Garrett Hardin’s essay the Tragedy of the Commons wasn’t the first instance of the idea being written about by any means, not by a long shot, but it was one of the most important pieces for popularising it. Hardin doesn’t say anything explicitly racist, but he comes down pretty hard on the side of enforced population control and privatisation of everything. He even takes specific exception to the part of the UN’s universal declaration of human rights about the right to a family. While Hardin didn’t say anything like, “and we should control the population of black people first to make room for the whites,” (in the essay at least, the guy may well have been a massive raging racist elsewhere but I wouldn’t know), such Malthusian arguments are very often used to justify such beliefs.
Regarding the pro-capitalism side, this is something Hardin was pretty explicit about. One criticism of his essay is, as an example, that rather than enclosing sections of the commons in to individual parcels of private land, the community could share in the profits of the grazing animals instead, and then the incentive to abuse the commons is still handled. Perhaps this could still be seen as a sort of private property with shareholders if the community then winds up fending off a neighbouring community from using it, but I think for the purposes of one quick and short example of the limitations of Hardin’s thinking it works well enough.

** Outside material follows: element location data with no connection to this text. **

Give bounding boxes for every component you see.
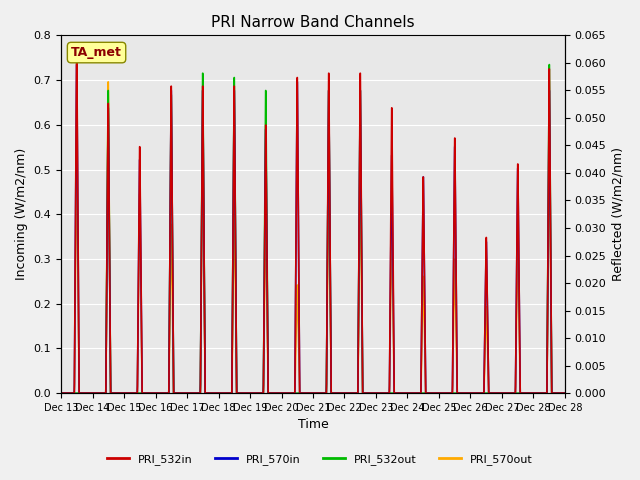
PRI_532out bbox=[57, 390, 65, 396]
PRI_532in bbox=[454, 390, 461, 396]
PRI_532in bbox=[57, 390, 65, 396]
PRI_570in bbox=[561, 390, 569, 396]
PRI_532in bbox=[161, 390, 168, 396]
PRI_532in bbox=[73, 45, 81, 50]
PRI_570out bbox=[422, 390, 429, 396]
PRI_570out bbox=[104, 79, 112, 85]
PRI_532in bbox=[556, 390, 563, 396]
PRI_532out bbox=[161, 390, 168, 396]
PRI_570out bbox=[378, 390, 385, 396]
PRI_570in bbox=[378, 390, 385, 396]
PRI_570in bbox=[484, 354, 492, 360]
PRI_570in bbox=[556, 390, 563, 396]
PRI_570in bbox=[57, 390, 65, 396]
PRI_532in bbox=[561, 390, 569, 396]
PRI_570in bbox=[454, 390, 461, 396]
Title: PRI Narrow Band Channels: PRI Narrow Band Channels bbox=[211, 15, 415, 30]
Line: PRI_532out: PRI_532out bbox=[61, 65, 565, 393]
PRI_532out bbox=[556, 390, 563, 396]
PRI_570out bbox=[454, 390, 461, 396]
Line: PRI_570out: PRI_570out bbox=[61, 82, 565, 393]
PRI_532out bbox=[484, 390, 492, 396]
PRI_570out bbox=[57, 390, 65, 396]
Line: PRI_532in: PRI_532in bbox=[61, 48, 565, 393]
PRI_570out bbox=[561, 390, 569, 396]
PRI_532out bbox=[378, 390, 385, 396]
Y-axis label: Incoming (W/m2/nm): Incoming (W/m2/nm) bbox=[15, 148, 28, 280]
PRI_570in bbox=[73, 62, 81, 68]
PRI_532in bbox=[422, 390, 429, 396]
Text: TA_met: TA_met bbox=[71, 46, 122, 59]
Line: PRI_570in: PRI_570in bbox=[61, 65, 565, 393]
PRI_570out bbox=[161, 390, 168, 396]
Y-axis label: Reflected (W/m2/nm): Reflected (W/m2/nm) bbox=[612, 147, 625, 281]
PRI_532out bbox=[422, 390, 429, 396]
PRI_570out bbox=[484, 370, 492, 375]
PRI_532in bbox=[484, 353, 492, 359]
PRI_570out bbox=[556, 390, 563, 396]
PRI_570in bbox=[422, 390, 429, 396]
Legend: PRI_532in, PRI_570in, PRI_532out, PRI_570out: PRI_532in, PRI_570in, PRI_532out, PRI_57… bbox=[102, 450, 538, 469]
PRI_532out bbox=[545, 62, 553, 68]
PRI_532out bbox=[561, 390, 569, 396]
PRI_532out bbox=[454, 390, 461, 396]
PRI_532in bbox=[378, 390, 385, 396]
X-axis label: Time: Time bbox=[298, 419, 328, 432]
PRI_570in bbox=[161, 390, 168, 396]
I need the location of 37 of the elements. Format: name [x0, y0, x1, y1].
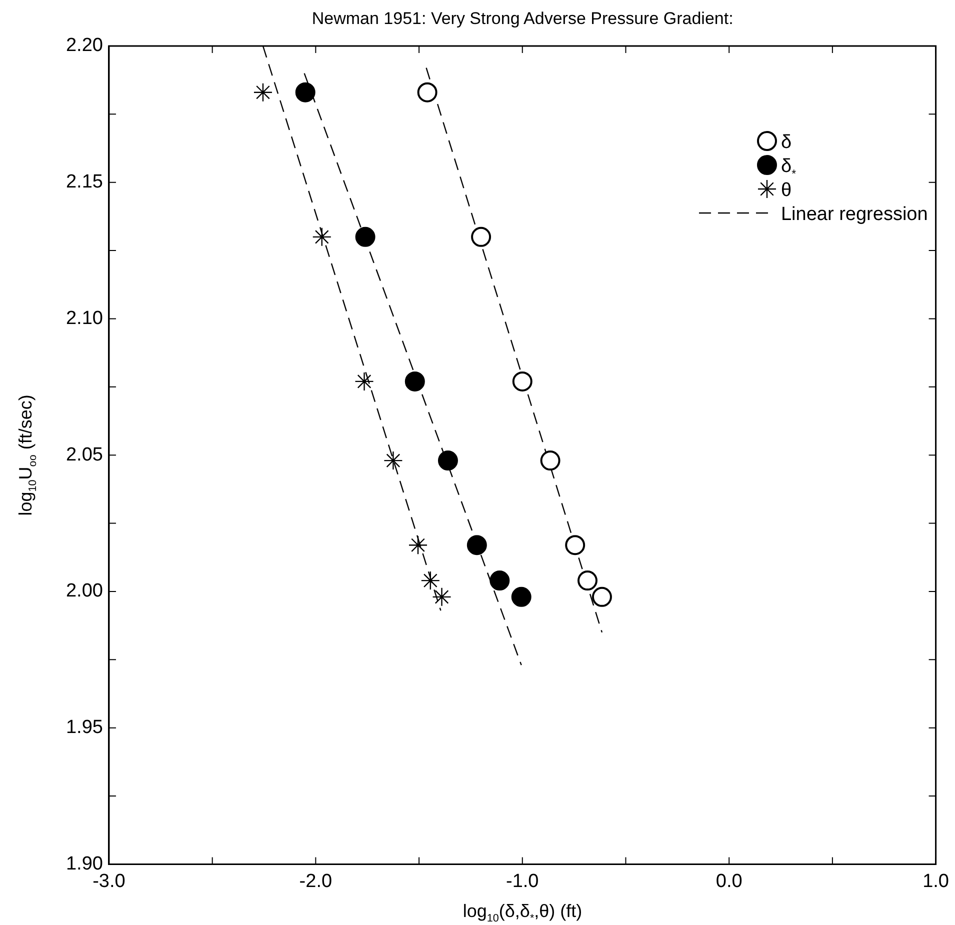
y-tick-label: 2.20 — [66, 35, 103, 56]
point — [312, 227, 332, 247]
point — [466, 535, 487, 556]
y-tick-label: 1.95 — [66, 717, 103, 738]
point — [253, 82, 273, 102]
legend-label: δ — [780, 132, 792, 153]
point — [511, 586, 532, 607]
x-tick-label: -1.0 — [506, 870, 539, 892]
legend-label: θ — [780, 180, 792, 201]
chart-title: Newman 1951: Very Strong Adverse Pressure Gradient: — [312, 9, 734, 28]
point — [565, 535, 586, 556]
point — [432, 587, 452, 607]
point — [295, 82, 316, 102]
x-tick-label: 1.0 — [922, 870, 950, 892]
point — [540, 450, 560, 471]
x-tick-label: -2.0 — [299, 870, 332, 892]
point — [404, 371, 425, 392]
point — [384, 450, 403, 470]
y-tick-label: 2.10 — [66, 308, 103, 329]
point — [354, 372, 374, 392]
point — [490, 570, 510, 591]
point — [417, 82, 438, 102]
x-axis-title: log$_{10}$(δ,δ$_{*}$,θ) (ft) — [462, 901, 582, 925]
y-tick-label: 2.00 — [66, 580, 103, 602]
point — [355, 226, 376, 247]
point — [471, 226, 492, 247]
legend-label: δ* — [780, 156, 797, 181]
point — [408, 536, 428, 555]
point — [512, 371, 532, 392]
point — [592, 586, 612, 607]
y-tick-label: 2.05 — [66, 444, 103, 466]
point — [438, 450, 458, 471]
point — [578, 570, 598, 591]
x-tick-label: 0.0 — [716, 870, 742, 892]
legend-label: Linear regression — [780, 204, 928, 225]
point — [420, 570, 440, 590]
y-tick-label: 2.15 — [66, 172, 103, 193]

You’re right that it’s pretty easy to find examples of it happening in real life. I think what we’re doing to the climate is probably the best possible example. However, Hardin and other writers typically don’t describe it as a thing that can happen, but a thing that will inevitably happen. In this case we do know that they’re wrong, ironically enough because of the commons that the term comes from. Hardin uses a broad variety of examples and doesn’t tie himself to the example of common grazing grounds, but the fact that such grazing grounds were successfully managed by communities for many centuries is something of a dent in the argument that humans will always follow the selfish incentive to abuse them.
Thanks for the detailed response, seems like the main disconnect here was in my understanding of the phrase and concept in general vs other users’ referring to the specific text.

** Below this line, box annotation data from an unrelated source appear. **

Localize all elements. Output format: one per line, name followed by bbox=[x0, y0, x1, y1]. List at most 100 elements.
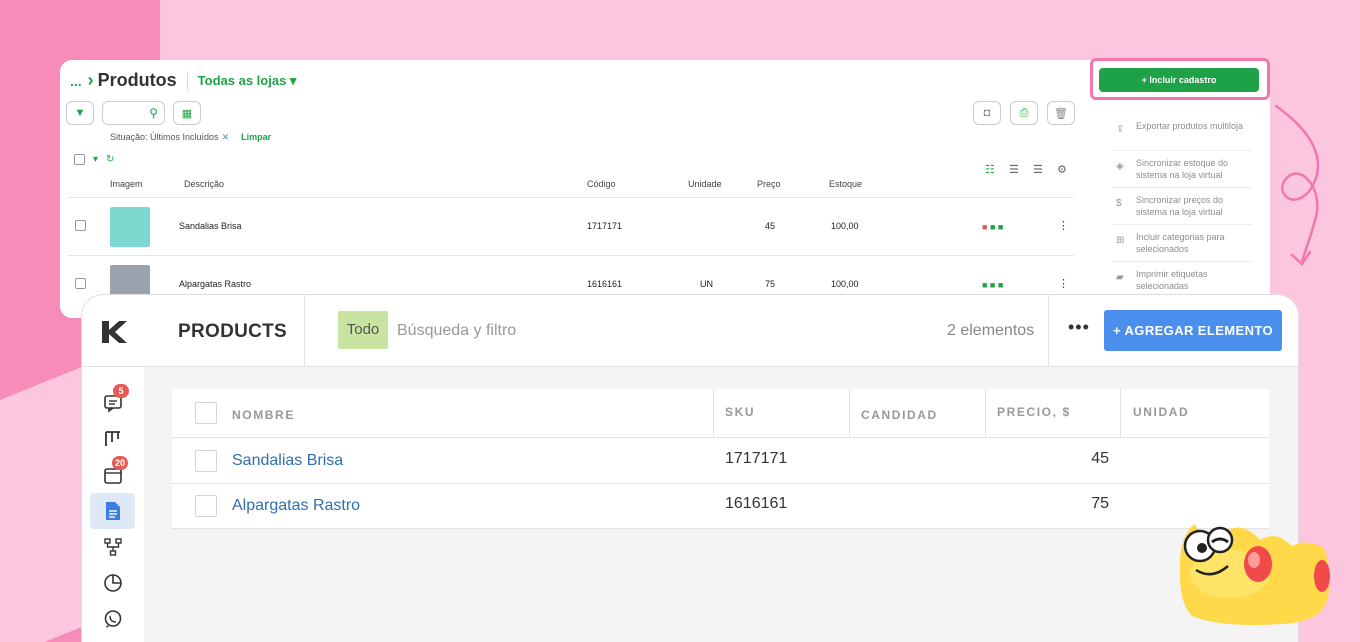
divider bbox=[304, 295, 305, 367]
active-filter: Situação: Últimos Incluídos ✕ Limpar bbox=[110, 132, 271, 143]
product-price: 45 bbox=[1091, 450, 1109, 467]
store-selector[interactable]: Todas as lojas ▾ bbox=[197, 72, 297, 88]
search-icon: ⚲ bbox=[149, 106, 158, 120]
product-price: 45 bbox=[765, 221, 776, 231]
menu-item-export[interactable]: ⇪ Exportar produtos multiloja bbox=[1112, 114, 1252, 151]
table-header: NOMBRE SKU CANDIDAD PRECIO, $ UNIDAD bbox=[172, 389, 1269, 438]
menu-item-label: Sincronizar preços do sistema na loja vi… bbox=[1136, 195, 1224, 217]
column-header-unit[interactable]: UNIDAD bbox=[1133, 405, 1190, 419]
product-sku: 1616161 bbox=[725, 495, 788, 512]
search-input[interactable]: ⚲ bbox=[102, 101, 165, 125]
row-more-icon[interactable]: ⋮ bbox=[1058, 278, 1069, 290]
column-header-price[interactable]: PRECIO, $ bbox=[997, 405, 1071, 419]
row-checkbox[interactable] bbox=[195, 450, 217, 472]
product-description[interactable]: Alpargatas Rastro bbox=[179, 279, 252, 289]
menu-item-sync-stock[interactable]: ◈ Sincronizar estoque do sistema na loja … bbox=[1112, 151, 1252, 188]
select-all-checkbox[interactable] bbox=[74, 154, 85, 165]
row-checkbox[interactable] bbox=[75, 220, 86, 231]
add-element-button[interactable]: + AGREGAR ELEMENTO bbox=[1104, 310, 1282, 351]
row-checkbox[interactable] bbox=[75, 278, 86, 289]
divider bbox=[1120, 389, 1121, 438]
product-description[interactable]: Sandalias Brisa bbox=[179, 221, 242, 231]
front-products-window: PRODUCTS Todo Búsqueda y filtro 2 elemen… bbox=[81, 294, 1299, 642]
product-sku: 1717171 bbox=[725, 450, 788, 467]
pie-chart-icon bbox=[103, 574, 122, 592]
more-options-button[interactable]: ••• bbox=[1068, 317, 1090, 337]
sidebar-item-workflows[interactable] bbox=[90, 529, 135, 565]
column-header-name[interactable]: NOMBRE bbox=[232, 408, 295, 422]
page-title: Produtos bbox=[97, 70, 177, 90]
breadcrumb-dots[interactable]: ... bbox=[70, 72, 82, 89]
filter-tag-all[interactable]: Todo bbox=[338, 311, 388, 349]
actions-menu: ⇪ Exportar produtos multiloja ◈ Sincroniza… bbox=[1100, 108, 1268, 304]
sidebar-item-pipeline[interactable] bbox=[90, 421, 135, 457]
sidebar-item-calendar[interactable]: 20 bbox=[90, 456, 135, 493]
dropdown-arrow-icon[interactable]: ▾ bbox=[93, 154, 99, 165]
table-row[interactable]: Sandalias Brisa 1717171 45 100,00 ■ ■ ■ … bbox=[68, 197, 1074, 255]
filter-situation-label: Situação: Últimos Incluídos bbox=[110, 132, 219, 142]
calendar-button[interactable]: ▦ bbox=[173, 101, 201, 125]
calendar-badge: 20 bbox=[112, 456, 129, 470]
column-header-sku[interactable]: SKU bbox=[725, 405, 756, 419]
curved-arrow-icon bbox=[1274, 104, 1320, 266]
table-row[interactable]: Alpargatas Rastro 1616161 UN 75 100,00 ■… bbox=[68, 255, 1074, 313]
filter-icon: ▼ bbox=[74, 107, 86, 119]
clear-filter-link[interactable]: Limpar bbox=[241, 132, 272, 142]
divider bbox=[849, 389, 850, 438]
filter-button[interactable]: ▼ bbox=[66, 101, 94, 125]
channel-status-icons: ■ ■ ■ bbox=[982, 280, 1004, 290]
sidebar-item-whatsapp[interactable] bbox=[90, 601, 135, 637]
menu-item-label: Sincronizar estoque do sistema na loja v… bbox=[1136, 158, 1229, 180]
document-icon bbox=[105, 502, 120, 520]
product-unit: UN bbox=[700, 279, 713, 289]
product-price: 75 bbox=[765, 279, 776, 289]
table-row[interactable]: Alpargatas Rastro 1616161 75 bbox=[172, 484, 1269, 529]
column-header: Estoque bbox=[829, 179, 863, 189]
calendar-icon: ▦ bbox=[181, 107, 193, 120]
chat-badge: 5 bbox=[113, 384, 129, 398]
select-controls: ▾ ↻ bbox=[74, 154, 114, 165]
product-code: 1616161 bbox=[587, 279, 623, 289]
menu-item-label: Exportar produtos multiloja bbox=[1136, 121, 1244, 131]
row-more-icon[interactable]: ⋮ bbox=[1058, 220, 1069, 232]
back-product-window: ... › Produtos Todas as lojas ▾ ▼ ⚲ ▦ ◘ … bbox=[60, 60, 1270, 318]
product-code: 1717171 bbox=[587, 221, 623, 231]
include-record-button[interactable]: + Incluir cadastro bbox=[1099, 68, 1259, 92]
sidebar-item-products[interactable] bbox=[90, 493, 135, 529]
row-checkbox[interactable] bbox=[195, 495, 217, 517]
divider bbox=[1048, 295, 1049, 367]
product-name-link[interactable]: Alpargatas Rastro bbox=[232, 497, 361, 514]
channel-status-icons: ■ ■ ■ bbox=[982, 222, 1004, 232]
table-row[interactable]: Sandalias Brisa 1717171 45 bbox=[172, 439, 1269, 484]
menu-item-categories[interactable]: ⊞ Incluir categorias para selecionados bbox=[1112, 225, 1252, 262]
breadcrumb: ... › Produtos Todas as lojas ▾ bbox=[70, 70, 296, 91]
refresh-icon[interactable]: ↻ bbox=[106, 154, 115, 165]
product-name-link[interactable]: Sandalias Brisa bbox=[232, 452, 344, 469]
sidebar-item-stats[interactable] bbox=[90, 565, 135, 601]
menu-item-sync-prices[interactable]: $ Sincronizar preços do sistema na loja v… bbox=[1112, 188, 1252, 225]
compact-list-icon[interactable]: ☰ bbox=[1033, 164, 1043, 176]
sidebar: 5 20 bbox=[82, 367, 144, 642]
select-all-checkbox[interactable] bbox=[195, 402, 217, 424]
whatsapp-icon bbox=[104, 610, 121, 628]
print-button[interactable]: ⎙ bbox=[1010, 101, 1038, 125]
column-header-quantity[interactable]: CANDIDAD bbox=[861, 408, 938, 422]
include-highlight: + Incluir cadastro bbox=[1090, 58, 1270, 100]
calendar-icon bbox=[103, 468, 122, 484]
box-icon: ◈ bbox=[1116, 161, 1124, 172]
search-filter-input[interactable]: Búsqueda y filtro bbox=[397, 322, 517, 339]
product-image bbox=[110, 207, 150, 247]
settings-toggle-icon[interactable]: ⚙ bbox=[1057, 164, 1067, 176]
remove-filter-icon[interactable]: ✕ bbox=[221, 132, 230, 142]
crown-mascot-icon bbox=[1179, 524, 1330, 625]
delete-button[interactable]: 🗑 bbox=[1047, 101, 1075, 125]
bag-button[interactable]: ◘ bbox=[973, 101, 1001, 125]
list-view-icon[interactable]: ☰ bbox=[1009, 164, 1019, 176]
trash-icon: 🗑 bbox=[1054, 107, 1068, 120]
label-icon: ▰ bbox=[1116, 272, 1124, 283]
upload-icon: ⇪ bbox=[1116, 124, 1125, 135]
grid-view-icon[interactable]: ☷ bbox=[985, 164, 995, 176]
divider bbox=[186, 70, 188, 91]
bag-icon: ◘ bbox=[983, 107, 991, 119]
sidebar-item-chats[interactable]: 5 bbox=[90, 384, 135, 421]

I think I still take issue with the statement that it “doesn’t exist”, though, because it does. It may not be inevitable as Hardin writes but it is a societal problem that arises, and must be properly handled just like the other hundreds of myriad problems that have arisen over the growth of global society. Disregarding it as capitalist propaganda will leave you with a barren grazing ground, when the more correct solution is to analyze the causes and effects of the tragedy of the commons and plan around it.
Capitalism is a tragedy for the commons.